Enhanced aerobic denitrification performance with Bacillus licheniformis via secreting lipopeptide biosurfactant lichenysin

Aerobic denitrification efficiency is not always satisfactory and high nitrite accumulation and N2O emission occur frequently. Though NOx reduction during aerobic denitrification is influenced by neighboring microbes, the underlying mechanism has been seldomly studied. Here, we showed markedly improved denitrification performance of a common aerobic denitrifier in its response to co-culturing with an abundant co-existing bacterium Bacillus licheniformis, and NOx removal by B. licheniformis was marginal. Compared with that in solo culture, the growth rate of denitrifiers in co-culture varied slightly, but the cytoplasmic nitrate reductase (NAR) exhibited obvious reduction capability and its encoding genes narGHI increased to 95.5 ∼ 122.2 times.

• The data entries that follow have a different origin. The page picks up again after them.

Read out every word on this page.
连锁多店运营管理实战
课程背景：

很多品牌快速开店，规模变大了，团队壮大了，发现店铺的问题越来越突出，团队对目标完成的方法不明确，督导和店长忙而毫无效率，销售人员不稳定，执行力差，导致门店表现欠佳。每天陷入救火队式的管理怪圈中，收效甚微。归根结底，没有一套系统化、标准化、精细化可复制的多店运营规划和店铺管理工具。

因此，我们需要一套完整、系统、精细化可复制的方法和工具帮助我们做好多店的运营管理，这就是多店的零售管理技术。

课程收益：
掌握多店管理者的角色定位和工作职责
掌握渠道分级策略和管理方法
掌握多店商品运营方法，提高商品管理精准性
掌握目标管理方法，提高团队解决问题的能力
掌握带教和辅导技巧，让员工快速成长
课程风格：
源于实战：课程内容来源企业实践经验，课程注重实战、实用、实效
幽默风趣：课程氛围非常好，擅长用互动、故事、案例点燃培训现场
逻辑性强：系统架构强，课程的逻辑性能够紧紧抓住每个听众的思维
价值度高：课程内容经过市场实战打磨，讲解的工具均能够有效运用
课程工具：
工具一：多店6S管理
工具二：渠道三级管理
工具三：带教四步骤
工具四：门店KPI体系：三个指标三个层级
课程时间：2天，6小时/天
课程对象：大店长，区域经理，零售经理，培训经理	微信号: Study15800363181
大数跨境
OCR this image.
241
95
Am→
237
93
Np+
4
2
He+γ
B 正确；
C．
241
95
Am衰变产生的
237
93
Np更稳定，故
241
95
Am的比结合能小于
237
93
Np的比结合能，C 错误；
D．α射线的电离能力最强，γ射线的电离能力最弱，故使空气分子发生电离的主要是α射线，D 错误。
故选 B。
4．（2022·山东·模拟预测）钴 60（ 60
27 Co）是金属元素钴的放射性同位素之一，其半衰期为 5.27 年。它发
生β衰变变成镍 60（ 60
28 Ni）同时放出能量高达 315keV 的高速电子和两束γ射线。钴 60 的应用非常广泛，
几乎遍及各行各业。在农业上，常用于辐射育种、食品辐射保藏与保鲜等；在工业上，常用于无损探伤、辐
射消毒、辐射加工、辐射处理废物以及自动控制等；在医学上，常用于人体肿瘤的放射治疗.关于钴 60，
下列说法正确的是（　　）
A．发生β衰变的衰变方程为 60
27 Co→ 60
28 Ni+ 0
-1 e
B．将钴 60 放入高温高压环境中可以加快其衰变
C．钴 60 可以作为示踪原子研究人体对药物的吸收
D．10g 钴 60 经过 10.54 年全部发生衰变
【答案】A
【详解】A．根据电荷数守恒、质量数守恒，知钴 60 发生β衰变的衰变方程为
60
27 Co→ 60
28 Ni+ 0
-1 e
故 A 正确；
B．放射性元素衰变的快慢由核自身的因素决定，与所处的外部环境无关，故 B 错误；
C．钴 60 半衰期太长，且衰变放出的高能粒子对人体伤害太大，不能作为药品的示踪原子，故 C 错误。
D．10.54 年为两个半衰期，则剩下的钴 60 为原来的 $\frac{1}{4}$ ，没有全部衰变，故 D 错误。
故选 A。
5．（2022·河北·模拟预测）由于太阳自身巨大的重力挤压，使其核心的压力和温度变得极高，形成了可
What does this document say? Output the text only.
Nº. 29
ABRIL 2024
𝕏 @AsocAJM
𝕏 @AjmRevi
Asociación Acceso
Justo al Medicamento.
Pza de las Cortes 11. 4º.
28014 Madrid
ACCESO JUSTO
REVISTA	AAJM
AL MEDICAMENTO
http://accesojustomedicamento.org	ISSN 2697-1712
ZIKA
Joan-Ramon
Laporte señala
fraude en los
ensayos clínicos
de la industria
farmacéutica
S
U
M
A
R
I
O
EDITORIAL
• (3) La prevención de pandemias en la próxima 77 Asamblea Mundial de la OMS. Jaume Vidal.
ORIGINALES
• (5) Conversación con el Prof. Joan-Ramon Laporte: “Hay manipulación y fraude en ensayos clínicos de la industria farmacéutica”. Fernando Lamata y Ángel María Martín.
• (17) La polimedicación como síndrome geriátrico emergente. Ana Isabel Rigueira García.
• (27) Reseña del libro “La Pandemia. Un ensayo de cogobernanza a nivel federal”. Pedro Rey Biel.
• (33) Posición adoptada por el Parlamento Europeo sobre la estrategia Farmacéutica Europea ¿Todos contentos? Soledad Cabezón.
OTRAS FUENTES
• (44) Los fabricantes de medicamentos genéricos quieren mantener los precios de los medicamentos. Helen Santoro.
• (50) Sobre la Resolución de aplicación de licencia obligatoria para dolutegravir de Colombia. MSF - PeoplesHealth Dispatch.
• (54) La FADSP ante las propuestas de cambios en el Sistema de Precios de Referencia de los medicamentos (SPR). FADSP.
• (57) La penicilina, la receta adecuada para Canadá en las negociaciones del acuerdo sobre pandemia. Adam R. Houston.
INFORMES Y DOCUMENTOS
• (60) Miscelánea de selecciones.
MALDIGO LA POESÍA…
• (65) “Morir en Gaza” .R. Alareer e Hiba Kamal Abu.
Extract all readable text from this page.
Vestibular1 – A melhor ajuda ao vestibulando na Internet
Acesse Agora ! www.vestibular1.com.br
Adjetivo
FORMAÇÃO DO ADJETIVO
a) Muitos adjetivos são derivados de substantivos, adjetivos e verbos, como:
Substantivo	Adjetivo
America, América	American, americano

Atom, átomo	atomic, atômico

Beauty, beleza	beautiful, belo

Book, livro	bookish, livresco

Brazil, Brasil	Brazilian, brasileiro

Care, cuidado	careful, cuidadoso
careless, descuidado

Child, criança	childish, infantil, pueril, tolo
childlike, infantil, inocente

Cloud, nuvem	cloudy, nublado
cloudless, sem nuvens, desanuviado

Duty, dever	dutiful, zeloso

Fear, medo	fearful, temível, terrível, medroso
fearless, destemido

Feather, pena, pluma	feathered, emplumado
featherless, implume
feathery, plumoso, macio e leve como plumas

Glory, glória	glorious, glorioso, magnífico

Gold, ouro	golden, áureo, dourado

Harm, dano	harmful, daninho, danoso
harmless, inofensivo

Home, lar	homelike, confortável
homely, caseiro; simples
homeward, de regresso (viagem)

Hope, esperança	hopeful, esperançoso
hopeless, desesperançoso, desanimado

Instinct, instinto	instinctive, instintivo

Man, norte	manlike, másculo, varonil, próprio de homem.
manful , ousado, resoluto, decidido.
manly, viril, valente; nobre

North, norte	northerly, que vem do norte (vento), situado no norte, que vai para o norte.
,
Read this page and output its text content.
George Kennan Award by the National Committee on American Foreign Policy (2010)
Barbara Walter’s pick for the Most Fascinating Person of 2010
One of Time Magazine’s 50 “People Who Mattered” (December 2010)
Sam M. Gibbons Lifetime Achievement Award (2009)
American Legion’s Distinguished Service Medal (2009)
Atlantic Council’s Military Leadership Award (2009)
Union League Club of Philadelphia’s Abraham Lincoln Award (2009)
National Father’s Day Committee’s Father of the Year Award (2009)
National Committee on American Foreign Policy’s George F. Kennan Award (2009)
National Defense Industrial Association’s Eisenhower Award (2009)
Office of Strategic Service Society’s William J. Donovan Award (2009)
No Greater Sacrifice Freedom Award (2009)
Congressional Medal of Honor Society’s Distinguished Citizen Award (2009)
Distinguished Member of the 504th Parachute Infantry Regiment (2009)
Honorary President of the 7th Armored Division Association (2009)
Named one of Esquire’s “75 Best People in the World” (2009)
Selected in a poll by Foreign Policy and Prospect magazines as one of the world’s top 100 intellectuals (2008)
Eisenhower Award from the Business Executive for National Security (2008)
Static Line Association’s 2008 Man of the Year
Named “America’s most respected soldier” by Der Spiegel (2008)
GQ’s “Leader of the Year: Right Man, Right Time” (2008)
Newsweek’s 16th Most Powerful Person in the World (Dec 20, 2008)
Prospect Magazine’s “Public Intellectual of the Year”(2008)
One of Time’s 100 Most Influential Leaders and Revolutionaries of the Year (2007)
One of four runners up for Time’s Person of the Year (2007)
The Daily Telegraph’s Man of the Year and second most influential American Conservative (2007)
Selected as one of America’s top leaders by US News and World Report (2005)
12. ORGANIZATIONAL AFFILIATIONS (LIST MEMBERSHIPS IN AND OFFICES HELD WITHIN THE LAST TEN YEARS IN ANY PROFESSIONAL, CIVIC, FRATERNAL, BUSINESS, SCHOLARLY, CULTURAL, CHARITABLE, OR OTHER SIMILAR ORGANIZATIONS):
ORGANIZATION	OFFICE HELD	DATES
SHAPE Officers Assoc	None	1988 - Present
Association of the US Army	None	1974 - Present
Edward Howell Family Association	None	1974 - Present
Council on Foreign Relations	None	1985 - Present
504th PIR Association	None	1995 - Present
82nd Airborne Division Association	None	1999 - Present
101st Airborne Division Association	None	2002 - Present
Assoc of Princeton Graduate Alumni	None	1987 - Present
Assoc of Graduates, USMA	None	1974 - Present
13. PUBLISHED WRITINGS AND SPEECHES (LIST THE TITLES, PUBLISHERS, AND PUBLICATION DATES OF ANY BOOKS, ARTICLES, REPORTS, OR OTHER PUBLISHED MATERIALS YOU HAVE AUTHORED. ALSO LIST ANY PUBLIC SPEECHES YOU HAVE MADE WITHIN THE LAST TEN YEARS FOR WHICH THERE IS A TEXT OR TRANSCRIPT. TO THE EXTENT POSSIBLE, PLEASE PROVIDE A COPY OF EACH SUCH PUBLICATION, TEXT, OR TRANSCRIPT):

It suggested that B. licheniformis improved nitrate removal by enhancing NAR activity instead of denitrifiers density. Transwell assay demonstrated non-contacting B. licheniformis could also promote nitrate and nitrite removal, and following LC-MS showed noticeable difference in the concentration of lichenysin, a lipopeptides biosurfactant metabolite from B. licheniformis, in its solo-culture and co-culture with denitrifiers. Following observation that exogenous lichenysin, but lichenysin producing mutant strain, enhanced aerobic denitrification performance verified the critical role of lichenysin here. Further investigation illustrated that lichenysin promoted the membrane permeability of aerobic denitrifiers, which facilitated the transmembrane transport of nitrate and glucose, and subsequently made more nitrate accessible to NAR and more glucose participate into oxidation for NADH generation respectively. By these means, increased nitrate reduction with less nitrite accumulation and N2O emission was realized in the presence of B. licheniformis. Finally, enhancement of B. licheniformis on performance of aerobic denitrifying community from wastewater treatment plant was also observed in laboratory, which suggested the feasibility of its practical application in the future.